Mortgage applications surge
U.S. mortgage applications last week had their biggest seven-day surge in more than three months, driven by rates that fell below 6 percent for the first time since April. For the week ended July 2, the Mortgage Bankers Association's overall index of applications rose 19.5 percent from the previous week, the biggest percentage gain since mid-March. Its index of mortgage applications tied to a home purchase rose 15 percent. The index that gauges mortgage refinancing was up 27.6 percent -- the first increase in three weeks and the biggest gain since mid-March. Nationwide, the average rate last week for 30-year fixed-rate mortgages fell to 5.96 percent from 6.21 percent the previous week, the Mortgage Bankers Association reported Wednesday.
Morgan Stanley sex-bias trial postponed
A federal judge unexpectedly postponed a sex-discrimination trial against Wall Street brokerage Morgan Stanley on Wednesday, saying more time was needed to resolve a dispute over expert witnesses.

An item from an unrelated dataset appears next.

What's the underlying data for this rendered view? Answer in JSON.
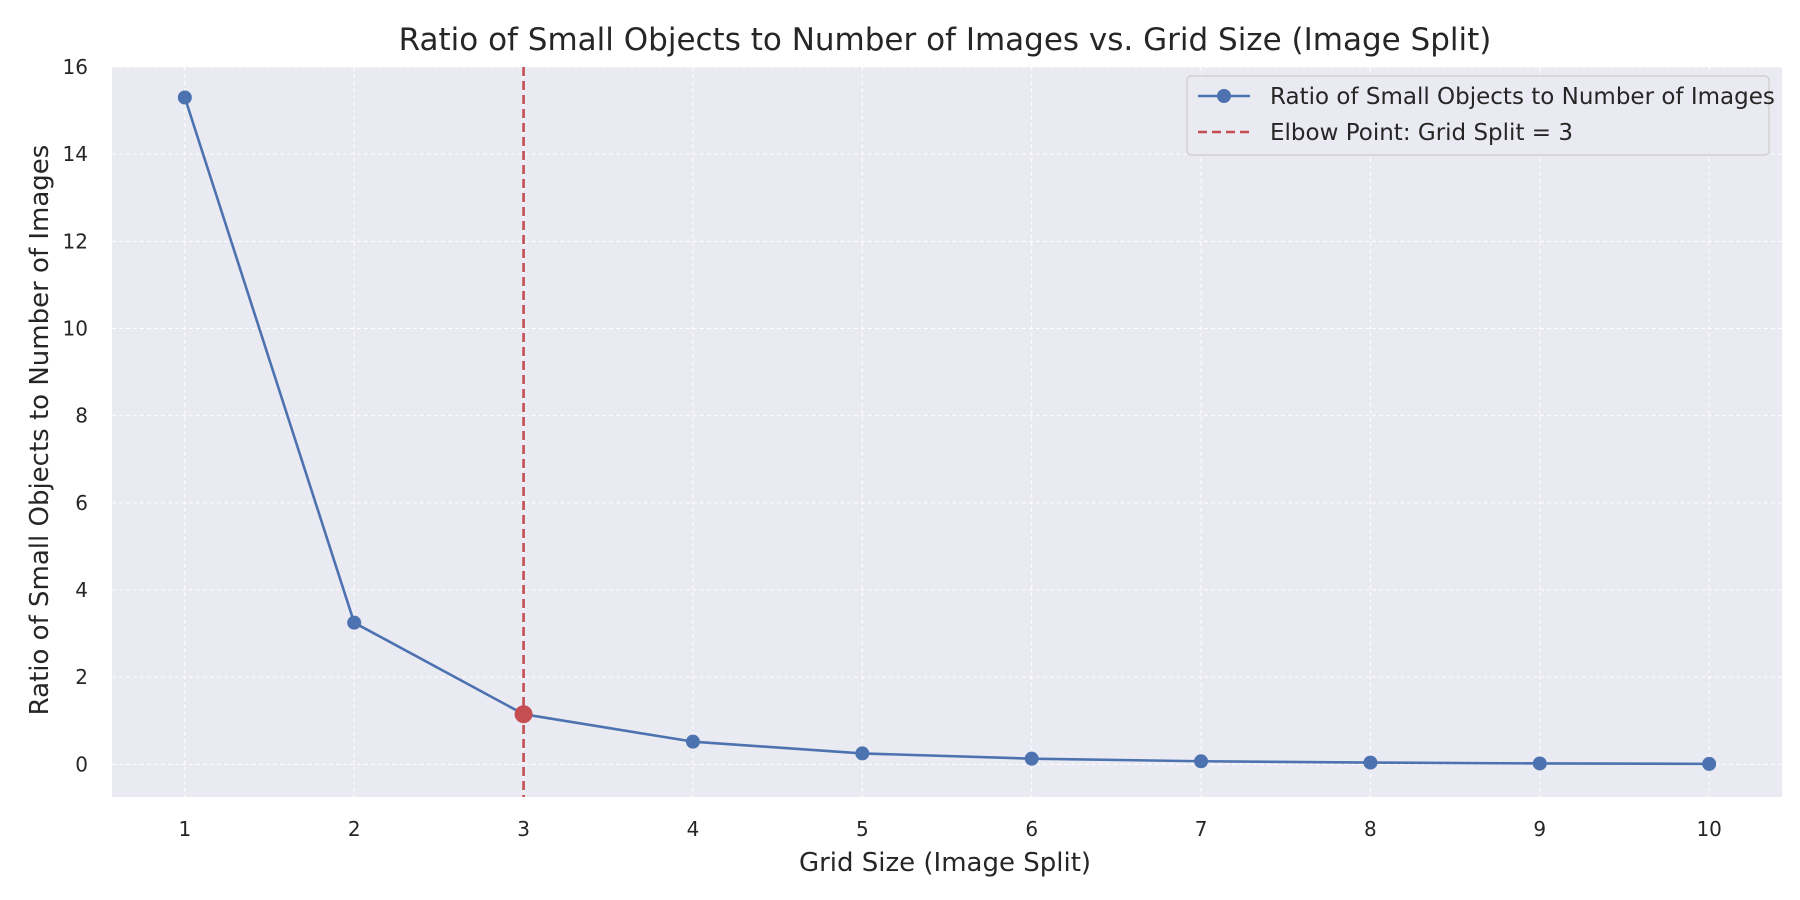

The decision by U.S. District Judge Richard Berman came a day after he complained about the protracted litigation, declaring it was time to pick a jury. Jury selection was postponed until Friday, with opening statements pushed back to Monday at a Manhattan courthouse.

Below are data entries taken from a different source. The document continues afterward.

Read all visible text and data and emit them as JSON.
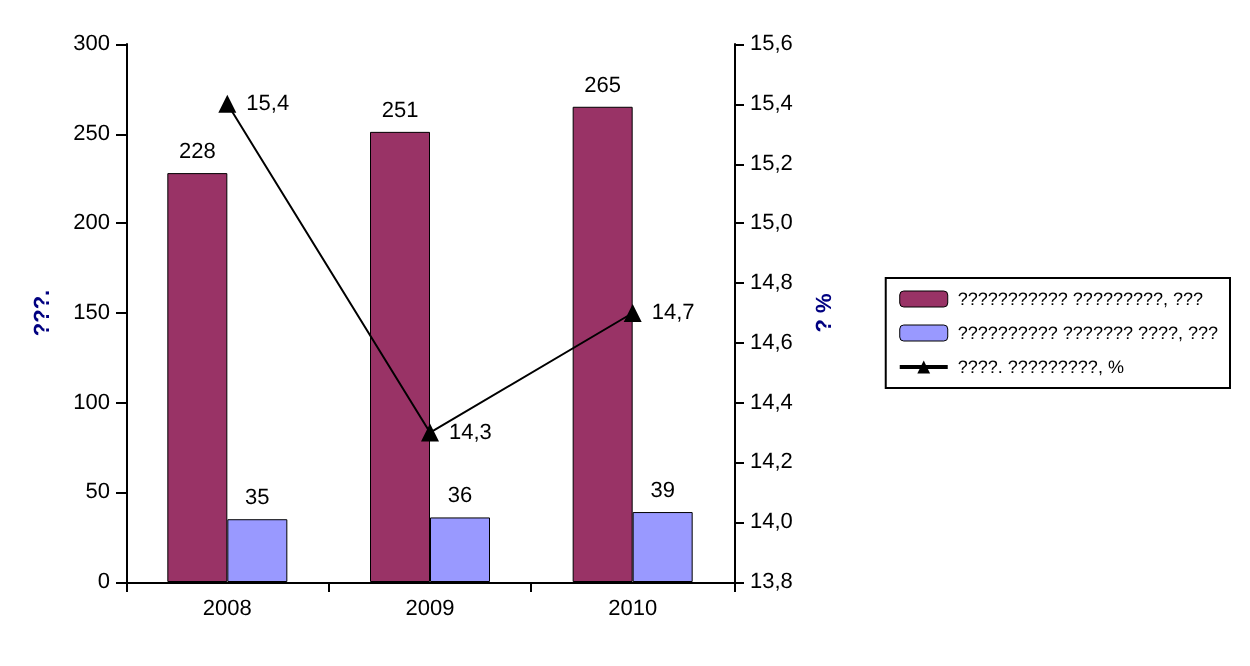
{
  "chart_data": {
    "type": "bar",
    "categories": [
      "2008",
      "2009",
      "2010"
    ],
    "ylabel": "???.",
    "y2label": "? %",
    "series": [
      {
        "name": "??????????? ?????????, ???",
        "color": "#993366",
        "values": [
          228,
          251,
          265
        ],
        "value_labels": [
          "228",
          "251",
          "265"
        ]
      },
      {
        "name": "?????????? ??????? ????, ???",
        "color": "#9999ff",
        "values": [
          35,
          36,
          39
        ],
        "value_labels": [
          "35",
          "36",
          "39"
        ]
      },
      {
        "name": "????. ?????????, %",
        "type": "line",
        "axis": "y2",
        "color": "#000000",
        "values": [
          15.4,
          14.3,
          14.7
        ],
        "value_labels": [
          "15,4",
          "14,3",
          "14,7"
        ],
        "marker": "triangle"
      }
    ],
    "ylim": [
      0,
      300
    ],
    "yticks": [
      0,
      50,
      100,
      150,
      200,
      250,
      300
    ],
    "y2lim": [
      13.8,
      15.6
    ],
    "y2ticks": [
      {
        "value": 13.8,
        "label": "13,8"
      },
      {
        "value": 14.0,
        "label": "14,0"
      },
      {
        "value": 14.2,
        "label": "14,2"
      },
      {
        "value": 14.4,
        "label": "14,4"
      },
      {
        "value": 14.6,
        "label": "14,6"
      },
      {
        "value": 14.8,
        "label": "14,8"
      },
      {
        "value": 15.0,
        "label": "15,0"
      },
      {
        "value": 15.2,
        "label": "15,2"
      },
      {
        "value": 15.4,
        "label": "15,4"
      },
      {
        "value": 15.6,
        "label": "15,6"
      }
    ],
    "legend": "right",
    "grid": false
  }
}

There was no indication that last-minute settlement talks between lawyers for Morgan Stanley and the Equal Employment Opportunity Commission -- which brought the case against the brokerage -- had resumed. Other high-profile bias complaints against brokerages have been settled out of court, but talks in the Morgan Stanley case collapsed last year. Morgan Stanley did not immediately return a call for comment. EEOC spokesman Larry Pincus declined to comment. In its lawsuit, the EEOC alleged a pattern of discrimination that denied scores of women promotions and gave higher salaries to less productive men.
Judge: Tobacco not shielded from federal suit
A federal judge ruled Wednesday that the legal settlement reached between the tobacco industry and states six years ago does not shield cigarette makers from the federal government's $280 billion suit. The ruling was a victory for prosecutors, who asked U.S. District Judge Gladys Kessler to prevent the cigarette makers from arguing that the settlement with the states made the federal racketeering case moot. The industry reached a $206 billion settlement with 46 states in 1998 to cover the cost of treating sick smokers. Four other states settled previously for $40 billion.

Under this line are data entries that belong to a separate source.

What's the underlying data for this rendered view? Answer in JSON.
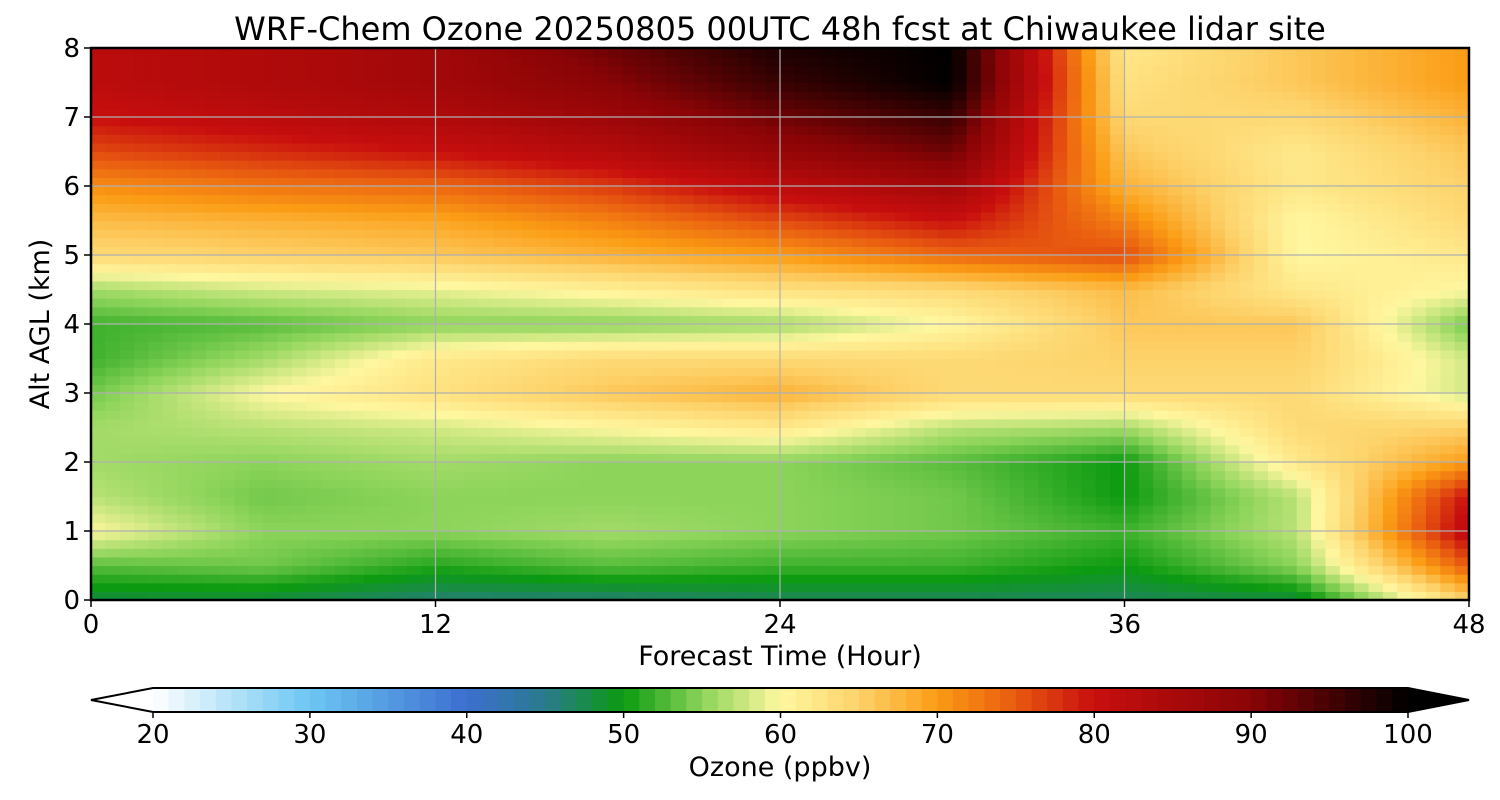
{
  "chart_data": {
    "type": "heatmap",
    "title": "WRF-Chem Ozone  20250805 00UTC 48h fcst at Chiwaukee lidar site",
    "xlabel": "Forecast Time (Hour)",
    "ylabel": "Alt AGL (km)",
    "xlim": [
      0,
      48
    ],
    "ylim": [
      0,
      8
    ],
    "xticks": [
      "0",
      "12",
      "24",
      "36",
      "48"
    ],
    "yticks": [
      "0",
      "1",
      "2",
      "3",
      "4",
      "5",
      "6",
      "7",
      "8"
    ],
    "grid": true,
    "x": [
      0,
      6,
      12,
      18,
      24,
      30,
      36,
      42,
      48
    ],
    "y": [
      0,
      0.5,
      1,
      1.5,
      2,
      2.5,
      3,
      3.5,
      4,
      4.5,
      5,
      5.5,
      6,
      6.5,
      7,
      7.5,
      8
    ],
    "z": [
      [
        48,
        48,
        46,
        46,
        47,
        47,
        47,
        48,
        65
      ],
      [
        53,
        54,
        51,
        53,
        52,
        52,
        50,
        55,
        75
      ],
      [
        60,
        55,
        55,
        56,
        55,
        54,
        52,
        57,
        82
      ],
      [
        57,
        54,
        55,
        55,
        55,
        54,
        50,
        57,
        80
      ],
      [
        56,
        55,
        56,
        55,
        55,
        53,
        50,
        62,
        70
      ],
      [
        56,
        57,
        58,
        60,
        62,
        57,
        56,
        64,
        65
      ],
      [
        54,
        60,
        63,
        66,
        68,
        64,
        64,
        64,
        58
      ],
      [
        52,
        56,
        62,
        64,
        64,
        64,
        65,
        65,
        58
      ],
      [
        52,
        53,
        55,
        55,
        56,
        60,
        66,
        66,
        54
      ],
      [
        56,
        58,
        59,
        61,
        63,
        64,
        67,
        62,
        60
      ],
      [
        64,
        65,
        66,
        68,
        70,
        74,
        76,
        60,
        62
      ],
      [
        67,
        68,
        69,
        72,
        76,
        80,
        72,
        60,
        64
      ],
      [
        71,
        73,
        74,
        77,
        82,
        86,
        68,
        62,
        65
      ],
      [
        76,
        78,
        80,
        83,
        88,
        92,
        66,
        62,
        66
      ],
      [
        80,
        82,
        84,
        87,
        92,
        96,
        64,
        64,
        68
      ],
      [
        82,
        84,
        86,
        90,
        96,
        100,
        63,
        66,
        70
      ],
      [
        82,
        84,
        86,
        92,
        98,
        100,
        62,
        66,
        70
      ]
    ],
    "colorbar": {
      "label": "Ozone  (ppbv)",
      "min": 20,
      "max": 100,
      "extend": "both",
      "ticks": [
        "20",
        "30",
        "40",
        "50",
        "60",
        "70",
        "80",
        "90",
        "100"
      ],
      "stops": [
        {
          "v": 20,
          "color": "#ffffff"
        },
        {
          "v": 30,
          "color": "#6cc6f3"
        },
        {
          "v": 40,
          "color": "#3c6fcf"
        },
        {
          "v": 45,
          "color": "#2a7a8c"
        },
        {
          "v": 50,
          "color": "#0b9a10"
        },
        {
          "v": 55,
          "color": "#8cd45a"
        },
        {
          "v": 60,
          "color": "#fff7a0"
        },
        {
          "v": 65,
          "color": "#fdd26a"
        },
        {
          "v": 70,
          "color": "#fb9c14"
        },
        {
          "v": 75,
          "color": "#e85a10"
        },
        {
          "v": 80,
          "color": "#c80e0e"
        },
        {
          "v": 90,
          "color": "#8a0406"
        },
        {
          "v": 100,
          "color": "#000000"
        }
      ]
    }
  }
}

The agreements led to advertising and marketing restrictions on the industry, such as banning cigarette ads on billboards. Kessler said in her ruling she would consider those restrictions if she has to set remedies for alleged wrongdoing in the federal case. The Justice Department alleges tobacco companies deceived the public about the dangers of tobacco and the addictive nature of nicotine. The government also claims the companies targeted children through advertising and lied about it. The trial is set to begin in September, although the industry is seeking an interim appeal to block the government from going after $280 billion that tobacco companies allegedly earned fraudulently.